Pada tanggal 1 Maret Bruder Klamer tiba di Langgur, Maluku; dia adalah seorang tukang kayu dari perdagangannya, dan mengirim saya untuk mendirikan rumah, tetapi sayangnya, dia tidak mampu menanggung beban yang dia terima dari Batavia. Sudah di kapal dia sudah pendarahan selama tiga hari terakhir, makan sedikit atau tidak sama sekali dan tiba di sini setengah sakit. Selama 3 atau 4 hari pertama dia berjalan-jalan tanpa keinginan untuk bekerja atau berbicara, bahkan untuk makan atau minum; Tetapi kami sama sekali tidak memikirkannya dengan serius, dan berpikir bahwa itu tidak berbeda dengan perjalanan yang dingin atau melelahkan. Sementara itu, semakin banyak demam dan demam persisten dilaporkan, yang meningkat meskipun sering menggunakan kina.
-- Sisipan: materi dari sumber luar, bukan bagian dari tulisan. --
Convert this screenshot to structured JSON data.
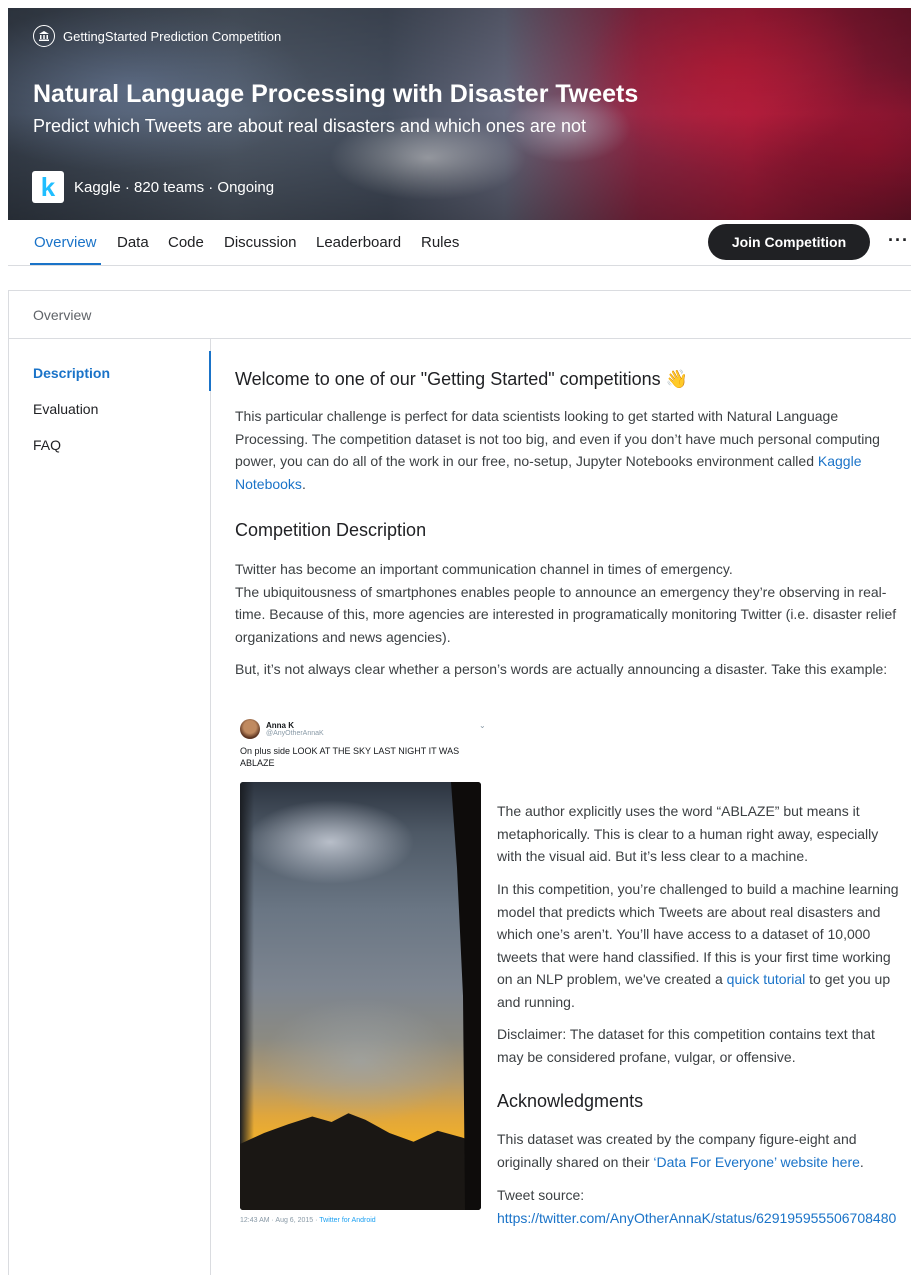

Setelah beberapa hari dokter tiba. Dia menyatakan bahwa mereka adalah demam usus, tetapi untuk saat ini tidak melihat keberatan terhadap mereka; Dia memberinya resep, mengiriminya obat-obatan yang diperlukan, dan datang dari waktu ke waktu untuk melihatnya. Situasinya, bagaimanapun, sedikit berubah, orang yang sakit tidak menggunakan apa-apa selain beberapa minuman, sehingga untuk berbicara, dan selalu tunduk pada tinja yang berat. Pada malam hari ia mengucapkan pengakuan dosa, dan pada pukul dua belas malam ia menerima Komuni Kudus.
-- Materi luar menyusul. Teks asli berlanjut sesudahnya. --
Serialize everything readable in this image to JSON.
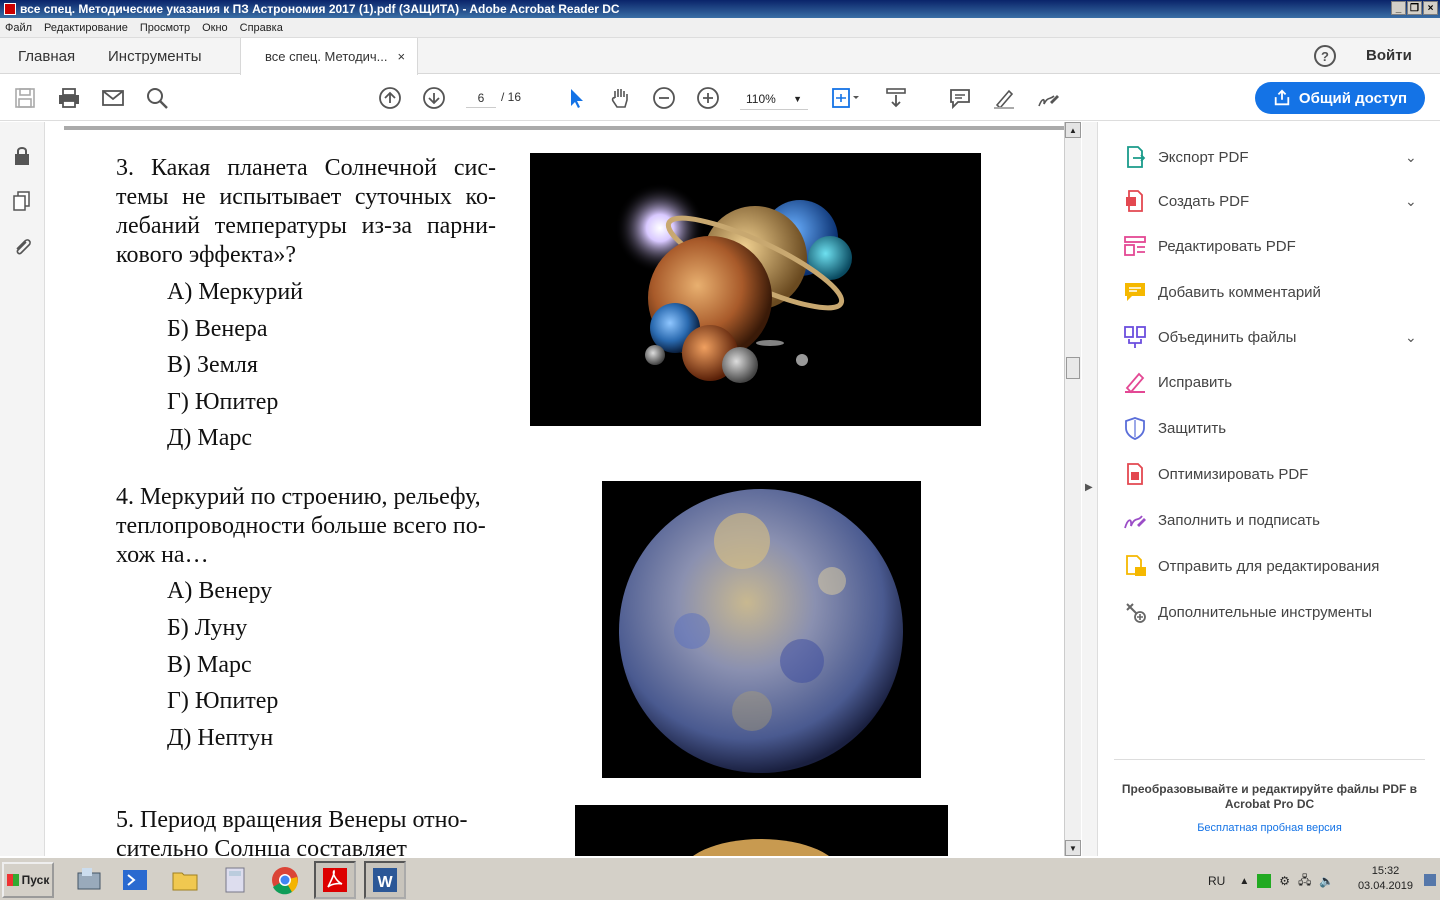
{
  "window": {
    "title": "все спец. Методические указания к ПЗ Астрономия 2017 (1).pdf (ЗАЩИТА) - Adobe Acrobat Reader DC"
  },
  "menu": [
    "Файл",
    "Редактирование",
    "Просмотр",
    "Окно",
    "Справка"
  ],
  "tabs": {
    "home": "Главная",
    "tools": "Инструменты",
    "doc": "все спец. Методич...",
    "close": "×"
  },
  "header": {
    "help": "?",
    "signin": "Войти"
  },
  "toolbar": {
    "page_current": "6",
    "page_total": "/ 16",
    "zoom": "110%",
    "share": "Общий доступ"
  },
  "document": {
    "q3": {
      "lines": [
        "3. Какая планета Солнечной сис-",
        "темы не испытывает суточных ко-",
        "лебаний температуры из-за парни-",
        "кового эффекта»?"
      ],
      "options": [
        "А) Меркурий",
        "Б) Венера",
        "В) Земля",
        "Г) Юпитер",
        "Д) Марс"
      ]
    },
    "q4": {
      "lines": [
        "4. Меркурий по строению, рельефу,",
        "теплопроводности больше всего по-",
        "хож на…"
      ],
      "options": [
        "А) Венеру",
        "Б) Луну",
        "В) Марс",
        "Г) Юпитер",
        "Д) Нептун"
      ]
    },
    "q5": {
      "lines": [
        "5. Период вращения Венеры отно-",
        "сительно Солнца составляет"
      ]
    }
  },
  "tools": [
    {
      "label": "Экспорт PDF",
      "icon": "export-pdf-icon",
      "color": "#1a9b8a"
    },
    {
      "label": "Создать PDF",
      "icon": "create-pdf-icon",
      "color": "#e34850"
    },
    {
      "label": "Редактировать PDF",
      "icon": "edit-pdf-icon",
      "color": "#e34894"
    },
    {
      "label": "Добавить комментарий",
      "icon": "comment-icon",
      "color": "#f5b800"
    },
    {
      "label": "Объединить файлы",
      "icon": "combine-icon",
      "color": "#6b4ede"
    },
    {
      "label": "Исправить",
      "icon": "fix-icon",
      "color": "#e34894"
    },
    {
      "label": "Защитить",
      "icon": "protect-icon",
      "color": "#5a6ed9"
    },
    {
      "label": "Оптимизировать PDF",
      "icon": "optimize-icon",
      "color": "#e34850"
    },
    {
      "label": "Заполнить и подписать",
      "icon": "fill-sign-icon",
      "color": "#9b4dc7"
    },
    {
      "label": "Отправить для редактирования",
      "icon": "send-review-icon",
      "color": "#f5b800"
    },
    {
      "label": "Дополнительные инструменты",
      "icon": "more-tools-icon",
      "color": "#666666"
    }
  ],
  "promo": {
    "text": "Преобразовывайте и редактируйте файлы PDF в Acrobat Pro DC",
    "link": "Бесплатная пробная версия"
  },
  "taskbar": {
    "start": "Пуск",
    "lang": "RU",
    "time": "15:32",
    "date": "03.04.2019"
  },
  "colors": {
    "accent": "#1473e6"
  }
}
Perlahan-lahan kami kehilangan lebih banyak darinya, meskipun penampilannya tetap tidak berubah; Demam tidak hanya tidak ingin memberi jalan ke gelar, tetapi selalu menang dalam tingkat keparahan. Oleh karena itu, sakramen terakhir diberikan kepadanya pada hari Jumat tanggal 17 Maret; Mulai sekarang dia harus dijaga karena dia hampir selalu mengigau. Pada hari Sabtu dia tidak sadarkan diri hampir sepanjang hari, dan memberikan setiap petunjuk bahwa itu akan segera berakhir: setelah tengah hari dia pergi sti! berbaring dan hampir tidak bergerak sampai kematiannya. Saat itu lebih dari jam 5'. Pastor Kusters baru saja pergi ke gereja untuk mendengar pengakuan dosa: anak-anak lelaki datang untuk memberi tahu bahwa saudara itu ingin mati ; Saya pergi ke sana, berbicara dengannya lagi, memberinya Absolusi Kudus terakhir dan berdoa baginya doa-doa orang yang sekarat. Sementara itu dia mulai pengap dan muntah dari waktu ke waktu, yang berulang beberapa kali, kami selalu berpikir bahwa dia akan tetap di dalamnya, dan bahwa dia sudah kehilangan semua kesadaran. Tetapi tidak, Brother Lancée menunjukkan kepadanya salibnya lagi, dia merenggutnya, dan tidak melepaskannya, hanya untuk mati dengan salib itu di tangannya lima menit kemudian. Dengan demikian, ia tiba-tiba menjadi korban pertama dari misi Papua yang tidak berdasar. Ia meninggal pada 18 Maret 1893 dan dimakamkan di Langgur, Maluku.